Este episódio não vem apenas mostrar a fraqueza das associações sindicais em Portugal ou do oportunismo político da Jerónimo Martins. Tem sobretudo interesse pelo que ele mostra sobre as classes médias em Portugal. Veio pôr em confronto duas versões dos valores que estas defendem. Temos o homo socialistus, que neste ano de 2012 é representado pelo trabalhador que ganha pouco, que tem perdido direitos e salário, e que luta pela melhoria das condições de trabalho. É solidário e manifesta-se contra as políticas de austeridade que estão a minar o estado social. Do outro lado temos o homo pingo doceus, que é antes de mais um consumista. Em concorrência com os outros consumidores, tenta acumular o máximo de bens ao menor preço. São duas realidades distintas do povo. A questão é que nesta altura de crise, para que os partidos de Esquerda tivessem mais voz, na tentativa de influenciar as políticas do governo actual, a primeira deveria ser mais forte do que a segunda, e pelos vistos não é.

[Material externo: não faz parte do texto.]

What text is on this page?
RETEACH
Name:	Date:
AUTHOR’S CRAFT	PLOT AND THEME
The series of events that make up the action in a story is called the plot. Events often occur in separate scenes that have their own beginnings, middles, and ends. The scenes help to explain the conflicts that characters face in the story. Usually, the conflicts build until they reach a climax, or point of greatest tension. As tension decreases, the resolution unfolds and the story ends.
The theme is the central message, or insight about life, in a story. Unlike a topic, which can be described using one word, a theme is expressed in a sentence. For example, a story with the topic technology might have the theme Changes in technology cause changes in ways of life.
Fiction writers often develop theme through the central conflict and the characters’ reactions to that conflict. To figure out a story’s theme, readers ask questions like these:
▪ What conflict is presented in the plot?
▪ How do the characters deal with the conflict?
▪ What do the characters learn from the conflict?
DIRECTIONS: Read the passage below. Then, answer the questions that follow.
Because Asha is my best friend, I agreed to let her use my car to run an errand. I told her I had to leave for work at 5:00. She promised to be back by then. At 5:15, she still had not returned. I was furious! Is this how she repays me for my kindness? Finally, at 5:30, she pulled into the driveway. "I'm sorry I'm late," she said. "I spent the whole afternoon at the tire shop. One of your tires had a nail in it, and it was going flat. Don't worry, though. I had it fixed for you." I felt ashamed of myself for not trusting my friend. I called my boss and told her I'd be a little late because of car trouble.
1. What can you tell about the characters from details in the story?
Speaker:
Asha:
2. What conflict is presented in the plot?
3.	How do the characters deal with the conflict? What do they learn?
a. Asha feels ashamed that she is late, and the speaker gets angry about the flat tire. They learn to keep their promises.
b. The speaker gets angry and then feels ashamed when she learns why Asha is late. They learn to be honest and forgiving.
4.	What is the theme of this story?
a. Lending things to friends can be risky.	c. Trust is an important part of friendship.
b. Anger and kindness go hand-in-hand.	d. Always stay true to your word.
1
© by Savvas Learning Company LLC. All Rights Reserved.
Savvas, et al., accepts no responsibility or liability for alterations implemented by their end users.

É certo que em tempos de crise uma promoção destas pode fazer a diferença nos orçamentos de muitas famílias portuguesas, e isso não pode ser desvalorizado. Além disso, o consumo é fundamental para o crescimento económico. O primeiro político a entender e a legitimar a ânsia de ascensão social através do consumo nas classes médias foi Cavaco Silva a partir de 1985. Mas entre os anos oitenta e hoje há uma grande diferença. Enquanto nessa altura as reportagens nos hipers sobre famílias com carrinhos cheios simbolizavam a nossa europeização, o acesso a produtos nunca antes vistos em Portugal, os directos do Pingo Doce neste 1.º de Maio retrataram um país desmoralizado e empobrecido tentando freneticamente agarrar uma oportunidade de encher a despensa como noutros tempos.